Non potendo essere la mia scarsa disponibilità al confronto la sola spiegazione per un gesto che ha preceduto solo di pochi minuti una riunione che a quel punto non si è più potuta tenere, si lamenta il totale scollamento tra giunta e consiglio. Ribadito che anche in questo caso si poteva avviare il confronto nelle sedi opportune, occorre riflettere sulla necessità di ristabilire un rapporto più equilibrato e corretto tra i due organi. Tutti i partiti che compongono la maggioranza consiliare sono rappresentati in giunta. Non mi pare che l’esecutivo o il suo presidente abbiano mai forzato la mano per imporre delle scelte contro la volontà dei consiglieri di centrosinistra e sardisti. Nessun atto di forza e nessun “lasciateci lavorare in pace”. Non pretendo una coalizione acritica e asservita, ma non ritengo di poter accettare che di tanto in tanto qualcuno si accordi per farci mancare la maggioranza, ricordandoci così che senza i numeri per governare il consiglio siamo legati per mani e piedi. In questo modo, la presenza in maggioranza e in giunta di determinati partiti viene tradotta in una minaccia, un tentativo di tenere l’esecutivo sotto schiaffo e di lasciarlo in vita solo fino a quando obbedisce. Esiste anche il rovescio della medaglia, come testimonia la scelta, dolorosa quanto riparabile, di fare a meno a queste condizioni della collaborazione di tre assessori cui ribadisco la mia stima incondizionata. Non è stato il mio un gesto di stizza o una reazione ingenua, ma è stata una scelta. È stata una manifestazione della volontà di lanciare un segnale chiaro: se questo è il clima, occorre ridiscutere tutto e chiarire se ci siano le condizioni per restare uniti e giocare a carte scoperte, come si aspetta anche chi ci ha eletto e ci sostiene.
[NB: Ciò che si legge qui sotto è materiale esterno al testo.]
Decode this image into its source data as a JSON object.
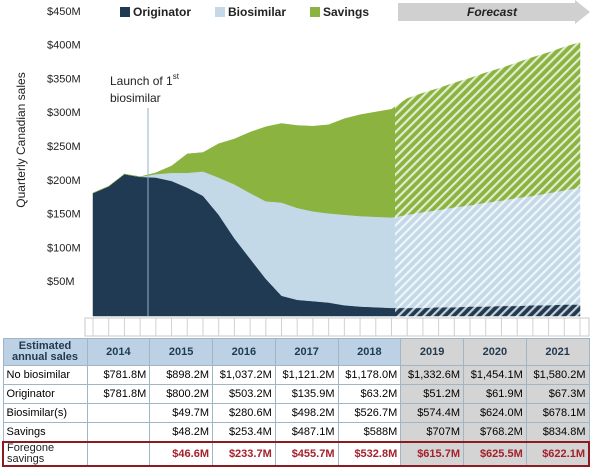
{
  "chart_data": {
    "type": "stacked-area",
    "y_label": "Quarterly Canadian sales",
    "forecast_label": "Forecast",
    "annotation": {
      "text": "Launch of 1",
      "superscript": "st",
      "line2": "biosimilar"
    },
    "categories": [
      null,
      null,
      null,
      null,
      null,
      null,
      null,
      null,
      null,
      null,
      null,
      null,
      null,
      null,
      null,
      null,
      null,
      null,
      null,
      null,
      null,
      null,
      null,
      null,
      null,
      null,
      null,
      null,
      null,
      null,
      null,
      null
    ],
    "series": [
      {
        "name": "Originator",
        "color": "#1f3a52",
        "values": [
          182,
          192,
          210,
          206,
          205,
          200,
          190,
          178,
          150,
          115,
          85,
          55,
          30,
          24,
          22,
          20,
          16,
          14,
          13,
          12,
          12,
          12,
          13,
          13,
          14,
          14,
          15,
          15,
          16,
          16,
          17,
          17
        ]
      },
      {
        "name": "Biosimilar",
        "color": "#c3d9e8",
        "values": [
          0,
          0,
          0,
          0,
          5,
          12,
          22,
          36,
          55,
          80,
          97,
          115,
          138,
          136,
          133,
          132,
          134,
          134,
          134,
          134,
          138,
          142,
          144,
          148,
          150,
          154,
          156,
          160,
          162,
          166,
          169,
          173
        ]
      },
      {
        "name": "Savings",
        "color": "#8ab33f",
        "values": [
          0,
          0,
          0,
          0,
          2,
          10,
          28,
          28,
          50,
          67,
          90,
          110,
          117,
          122,
          126,
          131,
          142,
          150,
          155,
          160,
          172,
          176,
          180,
          184,
          188,
          192,
          196,
          200,
          205,
          208,
          212,
          215
        ]
      }
    ],
    "ylim": [
      0,
      450
    ],
    "yticks": [
      {
        "value": 50,
        "label": "$50M"
      },
      {
        "value": 100,
        "label": "$100M"
      },
      {
        "value": 150,
        "label": "$150M"
      },
      {
        "value": 200,
        "label": "$200M"
      },
      {
        "value": 250,
        "label": "$250M"
      },
      {
        "value": 300,
        "label": "$300M"
      },
      {
        "value": 350,
        "label": "$350M"
      },
      {
        "value": 400,
        "label": "$400M"
      },
      {
        "value": 450,
        "label": "$450M"
      }
    ]
  },
  "table": {
    "header": "Estimated annual sales",
    "columns": [
      "2014",
      "2015",
      "2016",
      "2017",
      "2018",
      "2019",
      "2020",
      "2021"
    ],
    "rows": [
      {
        "label": "No biosimilar",
        "cells": [
          "$781.8M",
          "$898.2M",
          "$1,037.2M",
          "$1,121.2M",
          "$1,178.0M",
          "$1,332.6M",
          "$1,454.1M",
          "$1,580.2M"
        ]
      },
      {
        "label": "Originator",
        "cells": [
          "$781.8M",
          "$800.2M",
          "$503.2M",
          "$135.9M",
          "$63.2M",
          "$51.2M",
          "$61.9M",
          "$67.3M"
        ]
      },
      {
        "label": "Biosimilar(s)",
        "cells": [
          null,
          "$49.7M",
          "$280.6M",
          "$498.2M",
          "$526.7M",
          "$574.4M",
          "$624.0M",
          "$678.1M"
        ]
      },
      {
        "label": "Savings",
        "cells": [
          null,
          "$48.2M",
          "$253.4M",
          "$487.1M",
          "$588M",
          "$707M",
          "$768.2M",
          "$834.8M"
        ]
      },
      {
        "label": "Foregone savings",
        "cells": [
          null,
          "$46.6M",
          "$233.7M",
          "$455.7M",
          "$532.8M",
          "$615.7M",
          "$625.5M",
          "$622.1M"
        ]
      }
    ]
  }
}
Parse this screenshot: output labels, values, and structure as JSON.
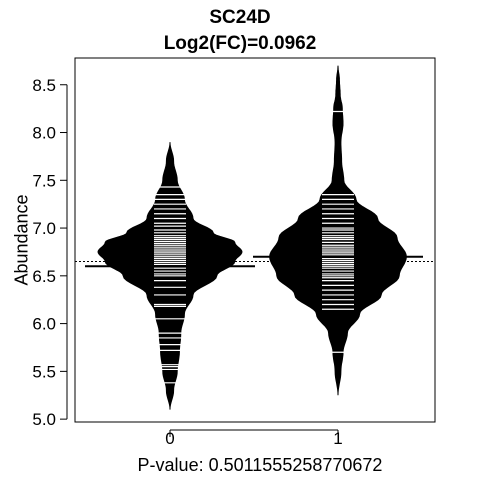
{
  "chart_data": {
    "type": "beanplot",
    "title": "SC24D",
    "subtitle": "Log2(FC)=0.0962",
    "ylabel": "Abundance",
    "xlabel": "P-value: 0.5011555258770672",
    "ylim": [
      4.97,
      8.78
    ],
    "yticks": [
      "5.0",
      "5.5",
      "6.0",
      "6.5",
      "7.0",
      "7.5",
      "8.0",
      "8.5"
    ],
    "categories": [
      "0",
      "1"
    ],
    "overall_mean": 6.65,
    "groups": [
      {
        "name": "0",
        "mean": 6.6,
        "min": 5.1,
        "max": 7.9,
        "points": [
          5.38,
          5.52,
          5.55,
          5.57,
          5.72,
          5.78,
          5.85,
          5.9,
          6.05,
          6.18,
          6.2,
          6.3,
          6.38,
          6.45,
          6.5,
          6.52,
          6.55,
          6.58,
          6.6,
          6.62,
          6.64,
          6.66,
          6.68,
          6.7,
          6.72,
          6.74,
          6.76,
          6.78,
          6.8,
          6.82,
          6.84,
          6.86,
          6.88,
          6.9,
          6.92,
          6.95,
          6.98,
          7.02,
          7.05,
          7.1,
          7.15,
          7.2,
          7.25,
          7.3,
          7.35,
          7.43
        ],
        "density": [
          [
            5.1,
            0.0
          ],
          [
            5.3,
            0.05
          ],
          [
            5.5,
            0.1
          ],
          [
            5.7,
            0.13
          ],
          [
            5.9,
            0.15
          ],
          [
            6.1,
            0.2
          ],
          [
            6.3,
            0.32
          ],
          [
            6.5,
            0.65
          ],
          [
            6.65,
            0.9
          ],
          [
            6.75,
            1.0
          ],
          [
            6.85,
            0.9
          ],
          [
            6.95,
            0.6
          ],
          [
            7.1,
            0.32
          ],
          [
            7.3,
            0.2
          ],
          [
            7.5,
            0.1
          ],
          [
            7.7,
            0.05
          ],
          [
            7.9,
            0.0
          ]
        ]
      },
      {
        "name": "1",
        "mean": 6.7,
        "min": 5.25,
        "max": 8.7,
        "points": [
          5.7,
          6.15,
          6.2,
          6.25,
          6.3,
          6.35,
          6.4,
          6.45,
          6.48,
          6.5,
          6.52,
          6.55,
          6.58,
          6.6,
          6.62,
          6.64,
          6.66,
          6.68,
          6.7,
          6.72,
          6.74,
          6.76,
          6.78,
          6.8,
          6.82,
          6.85,
          6.88,
          6.9,
          6.92,
          6.95,
          6.98,
          7.0,
          7.05,
          7.1,
          7.15,
          7.2,
          7.25,
          7.3,
          7.35,
          8.22
        ],
        "density": [
          [
            5.25,
            0.0
          ],
          [
            5.5,
            0.04
          ],
          [
            5.7,
            0.07
          ],
          [
            5.9,
            0.13
          ],
          [
            6.1,
            0.3
          ],
          [
            6.3,
            0.6
          ],
          [
            6.5,
            0.85
          ],
          [
            6.7,
            0.95
          ],
          [
            6.9,
            0.82
          ],
          [
            7.1,
            0.55
          ],
          [
            7.3,
            0.25
          ],
          [
            7.5,
            0.08
          ],
          [
            7.7,
            0.05
          ],
          [
            7.9,
            0.04
          ],
          [
            8.1,
            0.07
          ],
          [
            8.25,
            0.06
          ],
          [
            8.4,
            0.03
          ],
          [
            8.55,
            0.02
          ],
          [
            8.7,
            0.0
          ]
        ]
      }
    ]
  }
}
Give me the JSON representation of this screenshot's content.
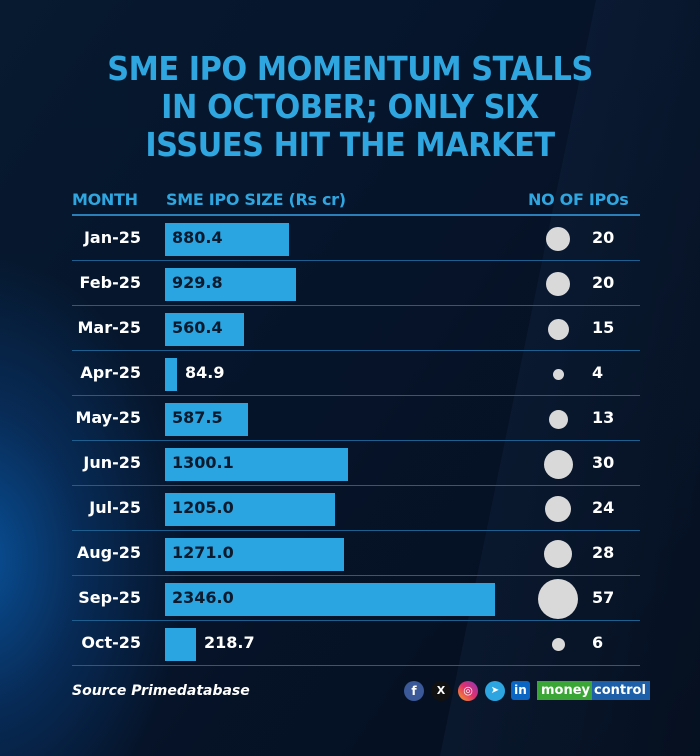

Tralascio le volgari insinuazioni di chi mi accusa di fare la morale e mette in discussione la mia condotta. Non ho niente da nascondere. Anche a voler tornare indietro nel tempo fino alla questione delle nomine nella Fondazione Banco di Sardegna. Penso che a questo punto sia chiaro a tutti che i criteri utilizzati siano stati gli stessi che si sono adottati e che si adotteranno per le altre nomine che ci competono. Si tratta di organizzare l’apparato di sottogoverno in maniera funzionale agli obiettivi politici che ci si vuole dare. Per questo intervengono i partiti e cercano accordi che possano soddisfare tutti, ferma restando la necessità di favorire la chiarezza delle scelte e l’efficienza di enti, società e associazioni di cui gli enti pubblici locali entrano a far parte. Anche in quel caso l’argomento è stato utilizzato strumentalmente per far venire a galla malumori sopiti e mai risolti. Ecco perché ho sostenuto che una verifica sia necessaria e ho creato le condizioni per aprirla e chiuderla in tempi brevi. Non si cerchi con questo di dare giustificazioni politiche a un gesto e a un atteggiamento fuori luogo. Piuttosto, ritroviamoci e ristabiliamo le ragioni per cui vale la pena andare avanti.